It looks like the control box is an "Airtech 40ci" (not "ic"). One assumes it is the software for the control box that is needed.
I note from Pitsco that they sell through resellers. Many of those resellers may have been in business for many years - have you tried reaching out to every one of them? By phone and not email?
I'm seeing lots of these tunnels in Google searches (a lot being sold off, mind you, many of them by US school districts!).
There seems to be a version of the tunnel with a similar instrumented platform to yours, but with a more simple readout unit: see
https://www.ebay.com/itm/173594174852 for instance.
My experience with devices like this (used to run a lab a long time ago, bought masses of National Instruments kit, built interfaces and so on) is that the kit is usually least-effort. The data rate won't be huge, because you're looking at more-or-less steady-state effects, and the PC data capture rate (even back in the day) will have been adequate so there probably won't be any buffering / storage on the "interface." So the output to the PC is also unlikely to be heavily multiplexed.
Is the output on your device a 15-pin "game port" or a 9-pin serial port? If a game port, one has to assume that they're just throwing pretty simple data down the interface (similar to x/y/z joystick data) just like a game controller would. Have you tried firing up some simple data logger code attached to the game port card you bought?
A PC game port is designed to capture 4 separate analogue levels + 4 digital (button) inputs. That sounds about right for the device you're talking about. My best guess on this limited data is that the "interface" is simply converting signals from whatever comes out of the tunnel plate to a range the PC game port can handle, and little else.

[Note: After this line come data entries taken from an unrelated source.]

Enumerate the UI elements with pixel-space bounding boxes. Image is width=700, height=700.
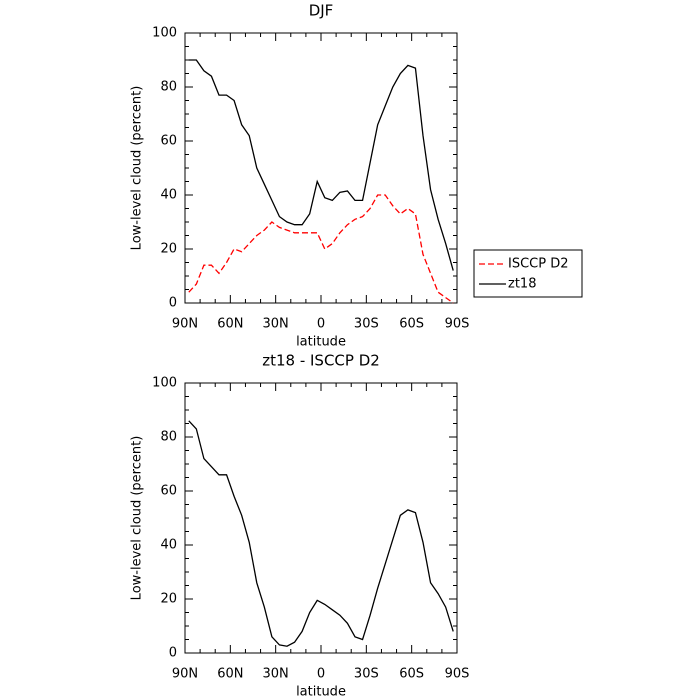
chart-title: zt18 - ISCCP D2 xyxy=(262,352,380,370)
legend-label: zt18 xyxy=(508,277,536,292)
x-tick-label: 60N xyxy=(217,667,243,682)
y-tick-label: 0 xyxy=(169,646,177,661)
x-tick-label: 60N xyxy=(217,317,243,332)
x-tick-label: 90S xyxy=(445,317,470,332)
series-line xyxy=(188,59,454,271)
x-tick-label: 90N xyxy=(172,667,198,682)
x-tick-label: 0 xyxy=(317,317,325,332)
series-line xyxy=(188,420,454,647)
x-tick-label: 30N xyxy=(263,317,289,332)
x-axis-label: latitude xyxy=(296,335,346,350)
x-tick-label: 90S xyxy=(445,667,470,682)
y-tick-label: 100 xyxy=(152,376,177,391)
series-line xyxy=(188,194,454,304)
y-tick-label: 60 xyxy=(160,134,177,149)
legend-box xyxy=(473,249,583,298)
y-tick-label: 20 xyxy=(160,242,177,257)
x-tick-label: 30S xyxy=(354,667,379,682)
y-tick-label: 80 xyxy=(160,430,177,445)
x-tick-label: 30S xyxy=(354,317,379,332)
chart-title: DJF xyxy=(309,2,334,20)
x-tick-label: 90N xyxy=(172,317,198,332)
y-tick-label: 100 xyxy=(152,26,177,41)
x-axis-label: latitude xyxy=(296,685,346,700)
x-tick-label: 0 xyxy=(317,667,325,682)
y-tick-label: 80 xyxy=(160,80,177,95)
y-tick-label: 40 xyxy=(160,538,177,553)
y-tick-label: 60 xyxy=(160,484,177,499)
y-axis-label: Low-level cloud (percent) xyxy=(130,436,145,601)
y-tick-label: 40 xyxy=(160,188,177,203)
x-tick-label: 30N xyxy=(263,667,289,682)
x-tick-label: 60S xyxy=(399,667,424,682)
y-axis-label: Low-level cloud (percent) xyxy=(130,86,145,251)
y-tick-label: 20 xyxy=(160,592,177,607)
legend-label: ISCCP D2 xyxy=(508,257,569,272)
x-tick-label: 60S xyxy=(399,317,424,332)
y-tick-label: 0 xyxy=(169,296,177,311)
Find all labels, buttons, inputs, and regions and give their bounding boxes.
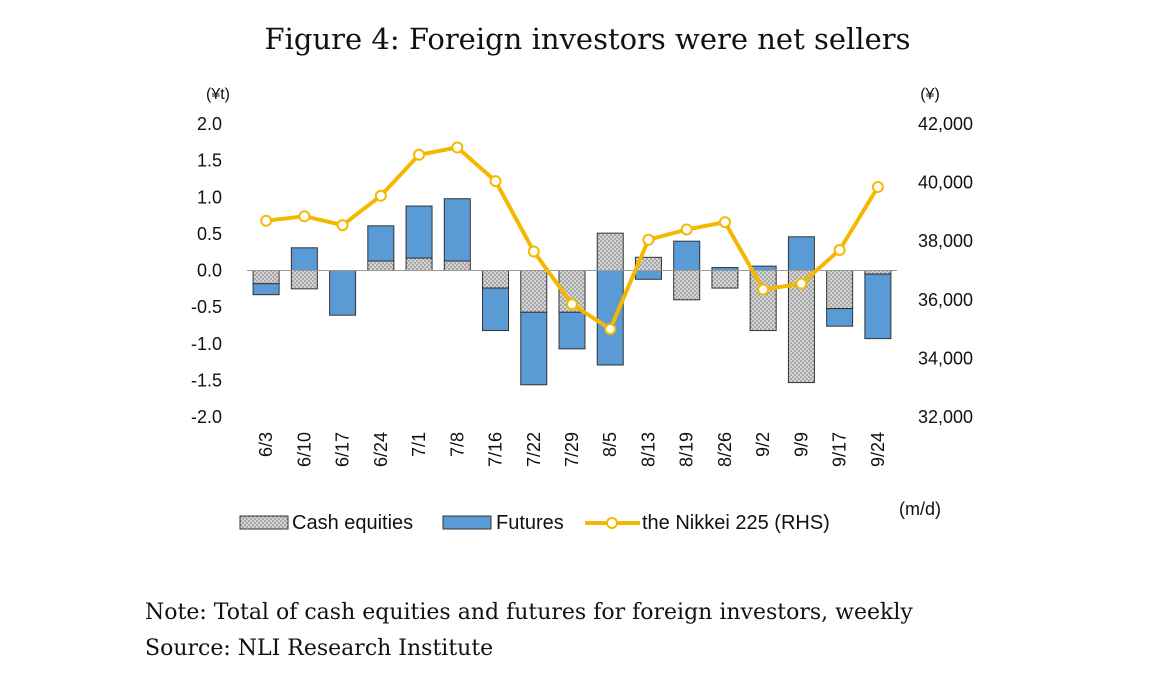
nikkei-point (642, 233, 655, 246)
category-label: 8/5 (600, 432, 620, 457)
nikkei-point (336, 219, 349, 232)
chart-note: Note: Total of cash equities and futures… (145, 600, 913, 625)
left-tick-label: -2.0 (191, 407, 222, 427)
futures-bar (558, 311, 586, 350)
cash-equities-bar (405, 257, 433, 271)
category-label: 8/19 (677, 432, 697, 467)
cash-equities-bar (864, 270, 892, 275)
category-label: 7/22 (524, 432, 544, 467)
cash-equities-bar (443, 260, 471, 272)
legend-label-nikkei: the Nikkei 225 (RHS) (642, 512, 830, 534)
left-tick-label: 0.5 (197, 224, 222, 244)
futures-bar (634, 270, 662, 280)
cash-equities-bar (520, 270, 548, 313)
left-tick-label: 2.0 (197, 114, 222, 134)
right-tick-label: 42,000 (918, 114, 973, 134)
futures-bar (367, 225, 395, 262)
nikkei-point (298, 210, 311, 223)
right-tick-label: 36,000 (918, 290, 973, 310)
x-axis-unit: (m/d) (899, 499, 941, 519)
futures-bar (252, 283, 280, 296)
futures-bar (673, 240, 701, 271)
legend-swatch-cash-equities (239, 515, 289, 530)
nikkei-point (413, 148, 426, 161)
futures-bar (787, 236, 815, 271)
chart-title: Figure 4: Foreign investors were net sel… (264, 22, 911, 56)
nikkei-point (871, 180, 884, 193)
nikkei-point (451, 141, 464, 154)
category-label: 7/8 (447, 432, 467, 457)
right-tick-label: 34,000 (918, 348, 973, 368)
category-label: 8/26 (715, 432, 735, 467)
category-label: 9/17 (830, 432, 850, 467)
category-label: 9/2 (753, 432, 773, 457)
futures-bar (290, 247, 318, 271)
chart-source: Source: NLI Research Institute (145, 636, 494, 661)
left-tick-label: -1.5 (191, 370, 222, 390)
futures-bar (596, 270, 624, 366)
nikkei-point (718, 216, 731, 229)
legend-swatch-futures (442, 515, 492, 530)
futures-bar (826, 308, 854, 327)
left-tick-label: 0.0 (197, 261, 222, 281)
nikkei-point (680, 223, 693, 236)
nikkei-foreign-flows-chart: (¥t) (¥) 2.0 1.5 1.0 0.5 0.0 -0.5 -1.0 -1.5 -2.0 42… (191, 86, 973, 534)
nikkei-point (374, 189, 387, 202)
category-label: 9/9 (791, 432, 811, 457)
right-axis-unit: (¥) (920, 86, 940, 103)
category-label: 7/29 (562, 432, 582, 467)
nikkei-point (757, 283, 770, 296)
legend-label-futures: Futures (496, 512, 564, 534)
category-label: 7/1 (409, 432, 429, 457)
cash-equities-bar (367, 260, 395, 272)
cash-equities-bar (749, 270, 777, 332)
futures-bar (482, 287, 510, 332)
cash-equities-bar (252, 270, 280, 285)
futures-bar (443, 198, 471, 262)
legend-swatch-nikkei-marker (606, 517, 618, 529)
legend-label-cash-equities: Cash equities (292, 512, 413, 534)
cash-equities-bar (596, 232, 624, 271)
nikkei-point (527, 245, 540, 258)
left-tick-label: -1.0 (191, 334, 222, 354)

This article provides more useful information about the game port:
https://www.sciencedirect.com/topics/co ... pplication
Basically the analogue pins are expecting to see a varying resistance. Per that article, Qbasic (for those of us old enough) contained commands to read the pins directly. So you could roll a bit of code, plug in the controller, tweak the tunnel platform and see what happens! Then all you need is to do some calibration... (well, almost).
With a bit more searching, there might even be something pre-built (perhaps for Linux rather than Windows, but you can always find a way to get that code running through Virtualbox say on the PC or some other route) stuff out there you can use or adapt quickly with a nice GUI
The other approach used by some in the modern world is to do the analogue reading on an Arduino then pipe that to the PC, but since you've gone to the trouble of getting a game port card then I'd be inclined to keep going a bit with what you have!
I know it won't be "the software" but I suspect it will take no longer than trying to track down the elusive kit you seek. There are quite a few manuals for later versions of this tunnel I've found available via some advanced Googling. Does yours also have a manometer port, and do you have the manometer?
Good luck. Happy to help a little to get you pointed in the right direction.